By Monica Fatogun
The month of March as we all know, celebrates women in power and women potentials. Cheers to every woman out there. I hope you had a wonderful and memorable International Women’s Day, and I hope you continue to #chooseToChallenge the norms as we strive for a more equitable world for both women and men.
To commemorate this celebratory month, I will be highlighting five women that have paved the way for environmentalism globally, and those that I personally gain inspiration from. They are ranked in no order and hope you enjoy learning about them:
- Amrita Devi
To study environmentalism in India is to know about this fearless lady right here. In 1731, she along with 363 women in a small village in Rajasthan India, sacrificed their lives for the protection of the
‘Khejral’ trees. This major moment planted the seed of the chipko movement among others. Her life’s work and story struck me and taught me that in order to care for the planet, you don’t need any form of qualification. All you need is to have just enough empathy.
Pic 1: Drawings of Amrita Devi and her daughters hugging the trees
- Wangari Maathai (Late)
“The generation that destroys the environment is not the generation that pays the price. That is the problem.”
She needs no introduction; she is a Kenyan environmentalist and the first African woman to win the Nobel prize in 2004. She is responsible for introducing the idea of community-based tree planting.
She continued to develop this idea into a broad-based grassroots organisation, the Green Belt Movement (GBM), whose main focus is to reduce poverty and foster environmental conservation through tree planting.
- Dame Jane Goodall
“The greatest danger to our future is apathy.”
Dame Jane Goodall is the most well-known primatologist. Her popularity grew because of her unconventional approach to her research, which transformed relationships between humans and animals from 1960. She was my first love. Her interactions with animals, especially the chimpanzees, mesmerised me to the point that I just had to be like her. I wanted to understand animals just like she did.
With the establishment of the Jane Goodall research institute, she’s now opportune to travel the world for speaking engagements about environmental concerns, while also encouraging young people to get active about the future of the planet.
- Sunita Narain
“Water is the key to dealing with the twin challenges of poverty and growth.”
She first struck my curiosity the first time I watched her documentaries.

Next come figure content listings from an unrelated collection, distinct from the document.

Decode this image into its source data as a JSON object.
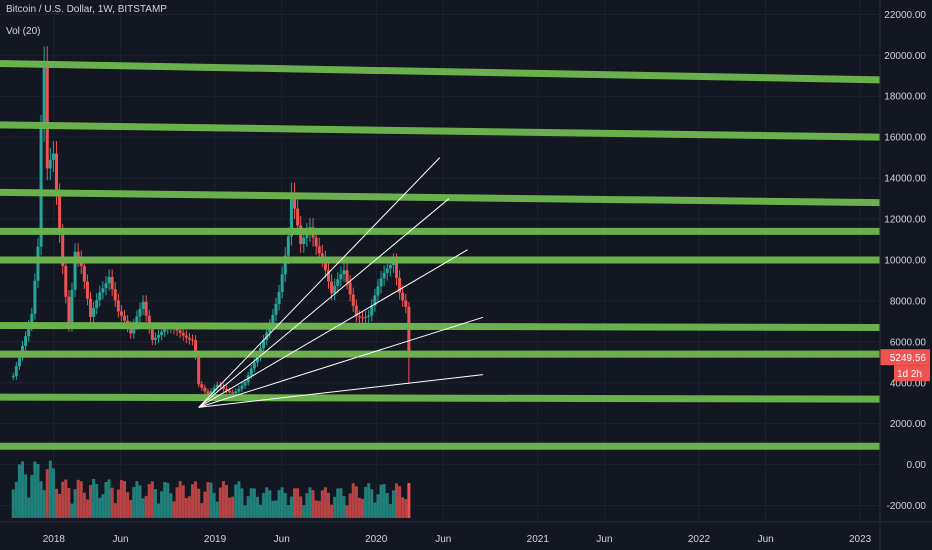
{
  "header": {
    "symbol_title": "Bitcoin / U.S. Dollar, 1W, BITSTAMP",
    "volume_label": "Vol (20)"
  },
  "price_scale": {
    "ticks": [
      "22000.00",
      "20000.00",
      "18000.00",
      "16000.00",
      "14000.00",
      "12000.00",
      "10000.00",
      "8000.00",
      "6000.00",
      "4000.00",
      "2000.00",
      "0.00",
      "-2000.00"
    ]
  },
  "time_scale": {
    "ticks": [
      "2018",
      "Jun",
      "2019",
      "Jun",
      "2020",
      "Jun",
      "2021",
      "Jun",
      "2022",
      "Jun",
      "2023"
    ]
  },
  "current_price": {
    "value": "5249.56",
    "countdown": "1d 2h"
  },
  "colors": {
    "background": "#131722",
    "up": "#26a69a",
    "down": "#ef5350",
    "level_line": "#6ab04c",
    "text": "#d1d4dc",
    "trendline": "#ffffff"
  },
  "chart_data": {
    "type": "candlestick",
    "timeframe": "1W",
    "title": "Bitcoin / U.S. Dollar, 1W, BITSTAMP",
    "ylim": [
      -2800,
      22700
    ],
    "candles": [
      {
        "t": "2017-10-01",
        "c": 4300
      },
      {
        "t": "2017-10-22",
        "c": 6000
      },
      {
        "t": "2017-11-12",
        "c": 7500
      },
      {
        "t": "2017-11-26",
        "c": 10500
      },
      {
        "t": "2017-12-03",
        "c": 16000
      },
      {
        "t": "2017-12-10",
        "c": 19000
      },
      {
        "t": "2017-12-17",
        "c": 14000
      },
      {
        "t": "2017-12-31",
        "c": 15000
      },
      {
        "t": "2018-01-14",
        "c": 11500
      },
      {
        "t": "2018-01-28",
        "c": 8500
      },
      {
        "t": "2018-02-04",
        "c": 7000
      },
      {
        "t": "2018-02-18",
        "c": 10500
      },
      {
        "t": "2018-03-04",
        "c": 9500
      },
      {
        "t": "2018-03-25",
        "c": 7000
      },
      {
        "t": "2018-04-15",
        "c": 8500
      },
      {
        "t": "2018-05-06",
        "c": 9500
      },
      {
        "t": "2018-05-27",
        "c": 7500
      },
      {
        "t": "2018-06-24",
        "c": 6200
      },
      {
        "t": "2018-07-22",
        "c": 8100
      },
      {
        "t": "2018-08-12",
        "c": 6300
      },
      {
        "t": "2018-09-09",
        "c": 6500
      },
      {
        "t": "2018-10-14",
        "c": 6400
      },
      {
        "t": "2018-11-11",
        "c": 6300
      },
      {
        "t": "2018-11-18",
        "c": 5500
      },
      {
        "t": "2018-11-25",
        "c": 4000
      },
      {
        "t": "2018-12-16",
        "c": 3300
      },
      {
        "t": "2019-01-06",
        "c": 3800
      },
      {
        "t": "2019-02-10",
        "c": 3600
      },
      {
        "t": "2019-03-10",
        "c": 4000
      },
      {
        "t": "2019-04-07",
        "c": 5100
      },
      {
        "t": "2019-05-05",
        "c": 7000
      },
      {
        "t": "2019-05-26",
        "c": 8700
      },
      {
        "t": "2019-06-16",
        "c": 11000
      },
      {
        "t": "2019-06-23",
        "c": 12900
      },
      {
        "t": "2019-07-14",
        "c": 10500
      },
      {
        "t": "2019-08-04",
        "c": 11800
      },
      {
        "t": "2019-09-01",
        "c": 10300
      },
      {
        "t": "2019-09-22",
        "c": 8200
      },
      {
        "t": "2019-10-20",
        "c": 9300
      },
      {
        "t": "2019-11-17",
        "c": 7500
      },
      {
        "t": "2019-12-15",
        "c": 7300
      },
      {
        "t": "2020-01-12",
        "c": 8800
      },
      {
        "t": "2020-02-09",
        "c": 10100
      },
      {
        "t": "2020-02-23",
        "c": 8700
      },
      {
        "t": "2020-03-08",
        "c": 7900
      },
      {
        "t": "2020-03-15",
        "c": 5250
      }
    ],
    "volume": [
      {
        "t": "2017-12-10",
        "v": 2800
      },
      {
        "t": "2018-02-04",
        "v": 1900
      },
      {
        "t": "2018-11-18",
        "v": 1800
      },
      {
        "t": "2019-06-23",
        "v": 1500
      },
      {
        "t": "2020-03-15",
        "v": 1700
      }
    ],
    "horizontal_levels": [
      {
        "x1": "2017-09-01",
        "y1": 19600,
        "x2": "2023-02-15",
        "y2": 18800
      },
      {
        "x1": "2017-09-01",
        "y1": 16600,
        "x2": "2023-02-15",
        "y2": 16000
      },
      {
        "x1": "2017-09-01",
        "y1": 13300,
        "x2": "2023-02-15",
        "y2": 12800
      },
      {
        "x1": "2017-09-01",
        "y1": 11400,
        "x2": "2023-02-15",
        "y2": 11400
      },
      {
        "x1": "2017-09-01",
        "y1": 10000,
        "x2": "2023-02-15",
        "y2": 10000
      },
      {
        "x1": "2017-09-01",
        "y1": 6800,
        "x2": "2023-02-15",
        "y2": 6700
      },
      {
        "x1": "2017-09-01",
        "y1": 5400,
        "x2": "2023-02-15",
        "y2": 5400
      },
      {
        "x1": "2017-09-01",
        "y1": 3300,
        "x2": "2023-02-15",
        "y2": 3200
      },
      {
        "x1": "2017-09-01",
        "y1": 900,
        "x2": "2023-02-15",
        "y2": 900
      }
    ],
    "trendlines": [
      {
        "x1": "2018-11-25",
        "y1": 2800,
        "x2": "2020-05-24",
        "y2": 15000
      },
      {
        "x1": "2018-11-25",
        "y1": 2800,
        "x2": "2020-06-14",
        "y2": 13000
      },
      {
        "x1": "2018-11-25",
        "y1": 2800,
        "x2": "2020-07-26",
        "y2": 10500
      },
      {
        "x1": "2018-11-25",
        "y1": 2800,
        "x2": "2020-08-30",
        "y2": 7200
      },
      {
        "x1": "2018-11-25",
        "y1": 2800,
        "x2": "2020-08-30",
        "y2": 4400
      }
    ]
  }
}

One of such documentaries was Leonardo Di Caprio’s “The Flood”(2016). Therein, she unabashedly raised her concerns on climate change in to Leonardowithou She is an Indian based environmentalist majorly active on climate action initiatives and water resource management. Sunita is presently the Director-General of the India-based research institute; Centre for Science and Environment.
- Amina J Mohammed
Amina J Mohammed is a nigerian politician and is presently the deputy secretary-general of the United Nations and was the federal minister of environment in Nigeria from 2015-2017. She played a major role in cleaning of the numerous oil spills in Ogoni Niger-Delta region. She was responsible for the enactment of the Sustainable Development Goals by the U.N in Nigeria. She is one of the celebrated environmentalists from Nigeria who is a beacon of hope to many people in the environment sector, including me.
It is important for us all as humans to clamour for better laws and policies to protect our planet. It is indeed a responsibility bestowed upon all of us to save the planet for future generations. Truth be told, women and children living in underprivileged communities will be the most hit by the negative impacts of climate change. It is no wonder why and indeed, most encouraging how women across the globe are advocating and championing for governments and industry kings to take climate actions and changes more seriously in all parts of the world.
*Fatogun, a Wildlife Conservationist writes from Lagos.